Similarly I get to do things like the Chosen Vessel of the Future of Mankind strikes back, a boy whose driving motivation is taking care of a baby he brought up, a shady businesswoman who is ultimately on the side of right, and the real boy (the muscular, into-cars-and-ladies, man of few words) not being a boy - not being a human being at all.
(Conversely, as I've said before, if I'd written Nick as Nicola - someone very strong, someone who didn't attach much emotion to hooking up, someone who wasn't in touch with her feelings, well, that would have been great. Until the end when I said 'Ha ha, that girl, the one you don't see enough? Of course she's literally a demon. No human girls are like that, you should have known!' Which would have been gross, and a betrayal of the girls who connected with that character.)
I write all characters with a bunch of issues dancing around my head. I never get to be irresponsible - that's bad writing. I still have fun doing it: I love writing them all.
9. She's not as well-developed as the boys. Again, this is pretty much a judgement call, though sometimes characters develop Over Time. I would be totally foxed if Jamie didn't exist here. For Mae isn't as developed as Nick and Alan, just like Arthur isn't as well-developed as Mae: she doesn't get as much page time. But she does get the same amount of page time as Jamie. Mae likes: books, homework, the idea of Sumerian, Goblin Markets. Jamie likes: jokes, other people doing his cooking, maybe not magic. I just do not see Jamie dismissed as often as Mae! Not that I wish to see Jamie dismissed, mind you!
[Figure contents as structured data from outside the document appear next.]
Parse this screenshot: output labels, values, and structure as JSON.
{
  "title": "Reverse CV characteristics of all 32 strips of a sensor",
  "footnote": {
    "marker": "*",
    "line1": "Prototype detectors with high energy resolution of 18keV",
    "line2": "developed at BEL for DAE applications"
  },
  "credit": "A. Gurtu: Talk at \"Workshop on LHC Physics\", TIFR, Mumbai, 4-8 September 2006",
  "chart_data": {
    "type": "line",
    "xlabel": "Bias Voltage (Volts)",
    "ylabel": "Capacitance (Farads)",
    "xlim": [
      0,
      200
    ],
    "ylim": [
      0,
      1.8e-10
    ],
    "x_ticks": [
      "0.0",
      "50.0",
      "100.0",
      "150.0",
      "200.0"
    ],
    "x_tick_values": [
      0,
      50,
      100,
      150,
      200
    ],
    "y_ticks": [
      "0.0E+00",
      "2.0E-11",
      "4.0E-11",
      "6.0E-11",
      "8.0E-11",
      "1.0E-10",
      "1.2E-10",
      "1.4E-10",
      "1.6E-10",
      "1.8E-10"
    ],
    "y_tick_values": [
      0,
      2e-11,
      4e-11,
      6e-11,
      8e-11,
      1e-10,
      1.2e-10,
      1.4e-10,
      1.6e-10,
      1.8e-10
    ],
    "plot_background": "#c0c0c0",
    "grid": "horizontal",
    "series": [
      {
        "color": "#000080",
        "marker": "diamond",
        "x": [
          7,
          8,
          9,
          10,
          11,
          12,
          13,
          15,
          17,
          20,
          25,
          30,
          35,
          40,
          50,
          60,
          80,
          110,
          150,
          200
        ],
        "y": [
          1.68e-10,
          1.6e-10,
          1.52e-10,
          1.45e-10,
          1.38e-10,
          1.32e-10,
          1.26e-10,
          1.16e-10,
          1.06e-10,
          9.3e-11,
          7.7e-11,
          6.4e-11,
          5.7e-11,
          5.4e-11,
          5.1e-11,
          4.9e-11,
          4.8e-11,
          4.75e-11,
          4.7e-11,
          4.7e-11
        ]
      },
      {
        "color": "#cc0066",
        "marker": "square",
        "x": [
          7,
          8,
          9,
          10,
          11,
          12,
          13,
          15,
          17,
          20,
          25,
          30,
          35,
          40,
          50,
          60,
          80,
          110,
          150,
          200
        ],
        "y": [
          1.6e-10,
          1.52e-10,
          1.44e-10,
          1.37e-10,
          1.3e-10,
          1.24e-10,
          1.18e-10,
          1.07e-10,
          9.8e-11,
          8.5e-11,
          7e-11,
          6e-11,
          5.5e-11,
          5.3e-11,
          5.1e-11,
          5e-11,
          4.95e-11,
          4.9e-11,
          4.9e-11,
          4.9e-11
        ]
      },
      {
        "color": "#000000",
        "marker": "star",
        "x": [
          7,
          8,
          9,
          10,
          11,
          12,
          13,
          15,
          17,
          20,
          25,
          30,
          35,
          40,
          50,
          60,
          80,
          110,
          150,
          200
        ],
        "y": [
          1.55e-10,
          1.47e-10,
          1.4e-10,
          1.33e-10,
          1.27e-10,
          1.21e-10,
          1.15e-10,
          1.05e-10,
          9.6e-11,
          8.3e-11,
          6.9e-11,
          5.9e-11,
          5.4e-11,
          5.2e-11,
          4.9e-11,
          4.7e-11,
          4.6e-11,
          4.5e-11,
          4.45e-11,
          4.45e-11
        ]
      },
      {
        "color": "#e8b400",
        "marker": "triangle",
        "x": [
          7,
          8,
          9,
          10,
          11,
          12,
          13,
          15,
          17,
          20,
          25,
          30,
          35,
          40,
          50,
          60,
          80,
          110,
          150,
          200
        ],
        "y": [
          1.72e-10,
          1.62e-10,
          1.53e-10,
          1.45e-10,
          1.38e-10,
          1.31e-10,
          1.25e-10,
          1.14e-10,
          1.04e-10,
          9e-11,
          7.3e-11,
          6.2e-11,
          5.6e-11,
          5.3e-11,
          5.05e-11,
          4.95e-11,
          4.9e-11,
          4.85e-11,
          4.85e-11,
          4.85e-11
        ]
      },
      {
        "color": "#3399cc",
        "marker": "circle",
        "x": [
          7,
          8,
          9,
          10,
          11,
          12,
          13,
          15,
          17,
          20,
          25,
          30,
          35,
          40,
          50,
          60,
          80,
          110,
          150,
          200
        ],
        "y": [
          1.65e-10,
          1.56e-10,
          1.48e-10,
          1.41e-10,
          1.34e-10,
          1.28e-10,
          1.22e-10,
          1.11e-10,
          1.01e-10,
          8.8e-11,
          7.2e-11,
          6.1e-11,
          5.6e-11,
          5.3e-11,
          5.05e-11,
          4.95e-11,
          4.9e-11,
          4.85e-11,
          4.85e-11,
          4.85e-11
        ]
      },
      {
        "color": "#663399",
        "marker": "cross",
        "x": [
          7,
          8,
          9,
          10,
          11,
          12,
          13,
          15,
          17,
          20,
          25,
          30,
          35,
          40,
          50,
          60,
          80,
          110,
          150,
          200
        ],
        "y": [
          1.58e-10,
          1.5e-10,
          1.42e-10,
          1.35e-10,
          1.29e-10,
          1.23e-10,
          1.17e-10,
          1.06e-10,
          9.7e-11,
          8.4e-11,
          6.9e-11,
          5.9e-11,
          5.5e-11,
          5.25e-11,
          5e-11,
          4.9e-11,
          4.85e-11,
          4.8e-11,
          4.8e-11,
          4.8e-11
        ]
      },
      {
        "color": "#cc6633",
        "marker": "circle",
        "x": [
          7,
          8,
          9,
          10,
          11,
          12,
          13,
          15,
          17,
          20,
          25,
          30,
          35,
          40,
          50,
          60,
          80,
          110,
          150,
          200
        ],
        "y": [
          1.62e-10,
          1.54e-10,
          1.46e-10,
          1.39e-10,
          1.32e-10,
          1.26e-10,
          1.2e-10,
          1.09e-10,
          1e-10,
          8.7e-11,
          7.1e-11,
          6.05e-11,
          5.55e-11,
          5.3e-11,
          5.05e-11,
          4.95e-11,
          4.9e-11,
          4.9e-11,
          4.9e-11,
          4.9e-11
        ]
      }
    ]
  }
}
The summary of all these tangled thoughts is this: all kinds of books can be awesome, and one of the most important factors in their being awesome is to try and write all characters in them as individuals, and with respect.
With that in mind, do think of all the reasons not to like women that are applied to fiction, and every time, do try to think about whether it's a reason or an excuse. Also, name me boy-centred, girl-centred and ensemble cast books where girls are done right!
For my part, I will keep trying too!